As part of the Q-and-A session, Amit Taneja, senior vice president and chief Inclusion, Diversity, Equity and Accessibility (IDEA) officer, asked Cogburn if she has partnered with police, like Wednesday lecturer Jackie Acho.
Cogburn said she is not interested in using VR as a way to train police.
“In my experience working with police departments, there’s been an unwillingness to grapple with race and racism explicitly,” Cogburn said. “In my two decades-plus of doing this work, we can’t dance around it. We have to name it, we have to take it head-on. I don’t have any interest in sugar-coating or changing or pretending that that’s not central.”
She has been asked to talk to police.
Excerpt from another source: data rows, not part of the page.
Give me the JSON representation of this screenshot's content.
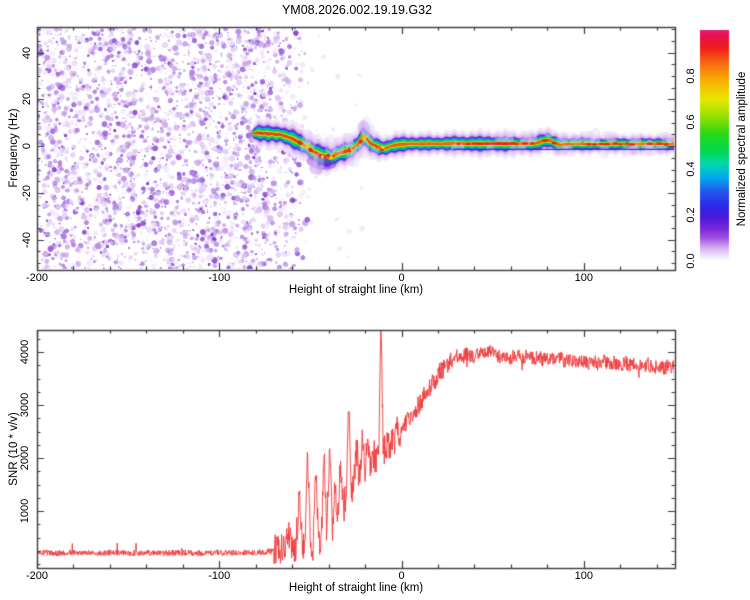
{
  "title": "YM08.2026.002.19.19.G32",
  "styles": {
    "axis_color": "#3a3a3a",
    "text_color": "#000000",
    "background": "#ffffff"
  },
  "chart_data": [
    {
      "type": "heatmap",
      "panel": "doppler-spectrogram",
      "xlabel": "Height of straight line (km)",
      "ylabel": "Frequency (Hz)",
      "xlim": [
        -200,
        150
      ],
      "ylim": [
        -53,
        51
      ],
      "x_major_ticks": [
        -200,
        -100,
        0,
        100
      ],
      "x_minor_step": 20,
      "y_major_ticks": [
        -40,
        -20,
        0,
        20,
        40
      ],
      "y_minor_step": 5,
      "grid": false,
      "colorbar": {
        "label": "Normalized spectral amplitude",
        "ticks": [
          0.0,
          0.2,
          0.4,
          0.6,
          0.8
        ],
        "range": [
          0,
          1
        ],
        "stops": [
          [
            0.0,
            "#ffffff"
          ],
          [
            0.02,
            "#f3e8fb"
          ],
          [
            0.06,
            "#d4aaf0"
          ],
          [
            0.1,
            "#a050e0"
          ],
          [
            0.14,
            "#7a28d8"
          ],
          [
            0.19,
            "#4a18d8"
          ],
          [
            0.24,
            "#2a2ae8"
          ],
          [
            0.3,
            "#2456ec"
          ],
          [
            0.36,
            "#00a8f0"
          ],
          [
            0.42,
            "#00d8b0"
          ],
          [
            0.47,
            "#00d855"
          ],
          [
            0.55,
            "#28d818"
          ],
          [
            0.62,
            "#90e000"
          ],
          [
            0.7,
            "#e8e800"
          ],
          [
            0.78,
            "#f8b000"
          ],
          [
            0.85,
            "#f87010"
          ],
          [
            0.92,
            "#f02018"
          ],
          [
            0.97,
            "#e81048"
          ],
          [
            1.0,
            "#e8187d"
          ]
        ]
      },
      "noise_region": {
        "x_full_until": -72,
        "x_fade_to": -50,
        "blob_count": 3200,
        "palette": [
          [
            "#f0e6fa",
            3
          ],
          [
            "#ddc3f4",
            3
          ],
          [
            "#c29ae9",
            2.5
          ],
          [
            "#a873e0",
            2
          ],
          [
            "#8a46d4",
            1.5
          ],
          [
            "#6b22c4",
            1
          ]
        ]
      },
      "echo_trace": {
        "comment": "points are [height_km, frequency_Hz, core_halfwidth_Hz, intensity]",
        "points": [
          [
            -82.5,
            5.2,
            0,
            0
          ],
          [
            -81,
            5.4,
            1.6,
            0.75
          ],
          [
            -79,
            5.8,
            2.0,
            0.9
          ],
          [
            -77,
            5.4,
            2.0,
            0.8
          ],
          [
            -75,
            5.6,
            1.8,
            0.7
          ],
          [
            -73,
            5.2,
            2.0,
            0.8
          ],
          [
            -71,
            5.4,
            1.9,
            0.85
          ],
          [
            -69,
            4.9,
            2.0,
            0.8
          ],
          [
            -67,
            5.1,
            2.1,
            0.85
          ],
          [
            -65,
            4.6,
            2.0,
            0.8
          ],
          [
            -63,
            4.1,
            2.0,
            0.75
          ],
          [
            -60,
            3.2,
            2.2,
            0.8
          ],
          [
            -57,
            2.0,
            2.3,
            0.85
          ],
          [
            -54,
            0.8,
            2.2,
            0.8
          ],
          [
            -51,
            -0.8,
            2.3,
            0.85
          ],
          [
            -48,
            -2.6,
            2.5,
            0.9
          ],
          [
            -45,
            -3.8,
            2.4,
            0.85
          ],
          [
            -42,
            -4.4,
            2.5,
            0.9
          ],
          [
            -39,
            -4.9,
            2.4,
            0.85
          ],
          [
            -36,
            -3.6,
            2.2,
            0.8
          ],
          [
            -33,
            -2.6,
            2.1,
            0.85
          ],
          [
            -30,
            -2.1,
            2.2,
            0.8
          ],
          [
            -27,
            -1.2,
            2.0,
            0.75
          ],
          [
            -24,
            0.8,
            2.2,
            0.85
          ],
          [
            -21,
            4.2,
            2.5,
            0.9
          ],
          [
            -19,
            3.0,
            2.2,
            0.85
          ],
          [
            -17,
            1.2,
            2.0,
            0.8
          ],
          [
            -15,
            0.4,
            1.9,
            0.85
          ],
          [
            -12,
            -0.6,
            1.9,
            0.9
          ],
          [
            -9,
            -0.9,
            1.8,
            0.85
          ],
          [
            -6,
            -0.1,
            1.8,
            0.9
          ],
          [
            -3,
            0.5,
            1.8,
            0.88
          ],
          [
            0,
            0.8,
            1.8,
            0.9
          ],
          [
            5,
            1.0,
            1.7,
            0.92
          ],
          [
            10,
            1.0,
            1.6,
            0.93
          ],
          [
            15,
            1.1,
            1.6,
            0.94
          ],
          [
            20,
            1.0,
            1.6,
            0.95
          ],
          [
            25,
            1.1,
            1.7,
            0.95
          ],
          [
            30,
            1.2,
            1.7,
            0.96
          ],
          [
            35,
            1.0,
            1.8,
            0.97
          ],
          [
            40,
            1.1,
            1.8,
            0.97
          ],
          [
            45,
            1.0,
            1.8,
            0.97
          ],
          [
            50,
            1.1,
            1.8,
            0.97
          ],
          [
            55,
            1.0,
            1.8,
            0.96
          ],
          [
            60,
            1.1,
            1.7,
            0.96
          ],
          [
            65,
            1.0,
            1.7,
            0.95
          ],
          [
            70,
            1.1,
            1.6,
            0.94
          ],
          [
            74,
            1.3,
            1.7,
            0.92
          ],
          [
            78,
            2.4,
            1.9,
            0.9
          ],
          [
            81,
            2.6,
            1.8,
            0.9
          ],
          [
            84,
            1.4,
            1.6,
            0.88
          ],
          [
            87,
            0.6,
            1.5,
            0.86
          ],
          [
            90,
            0.9,
            1.5,
            0.9
          ],
          [
            95,
            1.0,
            1.5,
            0.92
          ],
          [
            100,
            1.0,
            1.5,
            0.92
          ],
          [
            105,
            0.9,
            1.4,
            0.9
          ],
          [
            110,
            0.9,
            1.4,
            0.91
          ],
          [
            115,
            1.0,
            1.4,
            0.92
          ],
          [
            120,
            1.0,
            1.4,
            0.91
          ],
          [
            125,
            0.9,
            1.4,
            0.9
          ],
          [
            130,
            0.9,
            1.4,
            0.91
          ],
          [
            135,
            1.0,
            1.4,
            0.9
          ],
          [
            140,
            1.0,
            1.4,
            0.91
          ],
          [
            145,
            0.9,
            1.4,
            0.9
          ],
          [
            150,
            1.0,
            1.4,
            0.91
          ]
        ],
        "layers": [
          [
            1.0,
            "#f2e6fb"
          ],
          [
            0.76,
            "#ddc0f6"
          ],
          [
            0.58,
            "#b684e8"
          ],
          [
            0.5,
            "#7a34d4"
          ],
          [
            0.44,
            "#3a30e4"
          ],
          [
            0.37,
            "#00b2ec"
          ],
          [
            0.3,
            "#00d455"
          ],
          [
            0.175,
            "#d8e800"
          ],
          [
            0.1,
            "#f0331a"
          ]
        ],
        "bead_color": "#ee2015",
        "hot_color": "#ea1f38",
        "orange_color": "#f5790f",
        "halo_puff_colors": [
          "#e6d2f8",
          "#cba6ef"
        ]
      },
      "zero_line": {
        "f": -1.4,
        "x_range": [
          28,
          150
        ],
        "color": "#2233cc"
      }
    },
    {
      "type": "line",
      "panel": "snr-profile",
      "xlabel": "Height of straight line (km)",
      "ylabel": "SNR (10 * v/v)",
      "xlim": [
        -200,
        150
      ],
      "ylim": [
        -75,
        4415
      ],
      "x_major_ticks": [
        -200,
        -100,
        0,
        100
      ],
      "x_minor_step": 20,
      "y_major_ticks": [
        1000,
        2000,
        3000,
        4000
      ],
      "y_minor_step": 250,
      "grid": false,
      "series": [
        {
          "name": "SNR",
          "color": "#ee3a3b",
          "anchors": [
            [
              -200,
              215
            ],
            [
              -190,
              205
            ],
            [
              -180,
              220
            ],
            [
              -170,
              200
            ],
            [
              -160,
              218
            ],
            [
              -150,
              204
            ],
            [
              -140,
              216
            ],
            [
              -130,
              206
            ],
            [
              -120,
              214
            ],
            [
              -110,
              202
            ],
            [
              -100,
              216
            ],
            [
              -90,
              208
            ],
            [
              -82,
              212
            ],
            [
              -76,
              225
            ],
            [
              -71,
              240
            ],
            [
              -67,
              310
            ],
            [
              -64,
              280
            ],
            [
              -62,
              650
            ],
            [
              -60,
              300
            ],
            [
              -58,
              330
            ],
            [
              -56,
              1250
            ],
            [
              -54.5,
              330
            ],
            [
              -53,
              400
            ],
            [
              -51.5,
              2060
            ],
            [
              -50,
              380
            ],
            [
              -48.5,
              340
            ],
            [
              -47,
              1760
            ],
            [
              -45.5,
              420
            ],
            [
              -44,
              520
            ],
            [
              -42.5,
              2120
            ],
            [
              -41,
              540
            ],
            [
              -39.5,
              2230
            ],
            [
              -38,
              640
            ],
            [
              -36.5,
              1500
            ],
            [
              -35,
              860
            ],
            [
              -33.5,
              1900
            ],
            [
              -32,
              1060
            ],
            [
              -30.5,
              1260
            ],
            [
              -29,
              2960
            ],
            [
              -27.5,
              1350
            ],
            [
              -26,
              1740
            ],
            [
              -24.5,
              2120
            ],
            [
              -23,
              1560
            ],
            [
              -21.5,
              2340
            ],
            [
              -20,
              1660
            ],
            [
              -18.5,
              2460
            ],
            [
              -17,
              1700
            ],
            [
              -15.5,
              2120
            ],
            [
              -14,
              1960
            ],
            [
              -12.5,
              2240
            ],
            [
              -11.3,
              4620
            ],
            [
              -10,
              2000
            ],
            [
              -8.5,
              2360
            ],
            [
              -7,
              2140
            ],
            [
              -5.5,
              2460
            ],
            [
              -4,
              2260
            ],
            [
              -2.5,
              2520
            ],
            [
              -1,
              2400
            ],
            [
              0.5,
              2560
            ],
            [
              2,
              2660
            ],
            [
              4,
              2740
            ],
            [
              6,
              2820
            ],
            [
              8,
              2940
            ],
            [
              10,
              3040
            ],
            [
              12,
              3140
            ],
            [
              14,
              3260
            ],
            [
              16,
              3360
            ],
            [
              18,
              3460
            ],
            [
              20,
              3560
            ],
            [
              22,
              3660
            ],
            [
              24,
              3740
            ],
            [
              26,
              3820
            ],
            [
              28,
              3880
            ],
            [
              30,
              3930
            ],
            [
              33,
              3900
            ],
            [
              36,
              3960
            ],
            [
              39,
              3910
            ],
            [
              42,
              3980
            ],
            [
              45,
              3930
            ],
            [
              48,
              4000
            ],
            [
              51,
              3950
            ],
            [
              54,
              3900
            ],
            [
              57,
              3950
            ],
            [
              60,
              3890
            ],
            [
              63,
              3940
            ],
            [
              66,
              3880
            ],
            [
              69,
              3930
            ],
            [
              72,
              3870
            ],
            [
              75,
              3920
            ],
            [
              78,
              3850
            ],
            [
              81,
              3900
            ],
            [
              84,
              3830
            ],
            [
              87,
              3890
            ],
            [
              90,
              3820
            ],
            [
              93,
              3860
            ],
            [
              96,
              3800
            ],
            [
              99,
              3850
            ],
            [
              102,
              3790
            ],
            [
              105,
              3840
            ],
            [
              108,
              3770
            ],
            [
              111,
              3820
            ],
            [
              114,
              3760
            ],
            [
              117,
              3810
            ],
            [
              120,
              3750
            ],
            [
              123,
              3800
            ],
            [
              126,
              3730
            ],
            [
              129,
              3780
            ],
            [
              132,
              3720
            ],
            [
              135,
              3770
            ],
            [
              138,
              3700
            ],
            [
              141,
              3760
            ],
            [
              144,
              3690
            ],
            [
              147,
              3750
            ],
            [
              150,
              3710
            ]
          ],
          "jitter_zones": [
            {
              "x_max": -70,
              "amp": 110
            },
            {
              "x_max": -32,
              "amp": 600
            },
            {
              "x_max": -2,
              "amp": 650
            },
            {
              "x_max": 28,
              "amp": 380
            },
            {
              "x_max": 151,
              "amp": 270
            }
          ]
        }
      ]
    }
  ]
}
Other members of her team went with the intent to talk about race, but the police department wanted to talk about empathy and harm reduction in much more general terms.
“There was just this resistance to it,” Cogburn said.
Taneja then asked Cogburn to talk about her understanding of critical race theory and how the term can be helpful in continuing dialogue about race and racism.
Cogburn said critical race theory is simply an acknowledgment that race is a factor in society, both historically and contemporary.
“Critical race theory simply asks us to consider race as a part of our analysis. How has race contributed to what we’re observing in society? If we’re thinking about COVID rates, if we’re thinking about incarceration, if we’re thinking about health care, it’s saying, ‘Don’t ignore race as a factor that might be coloring what we’re seeing in terms of those outcomes,’ ” Cogburn said. “That’s it.”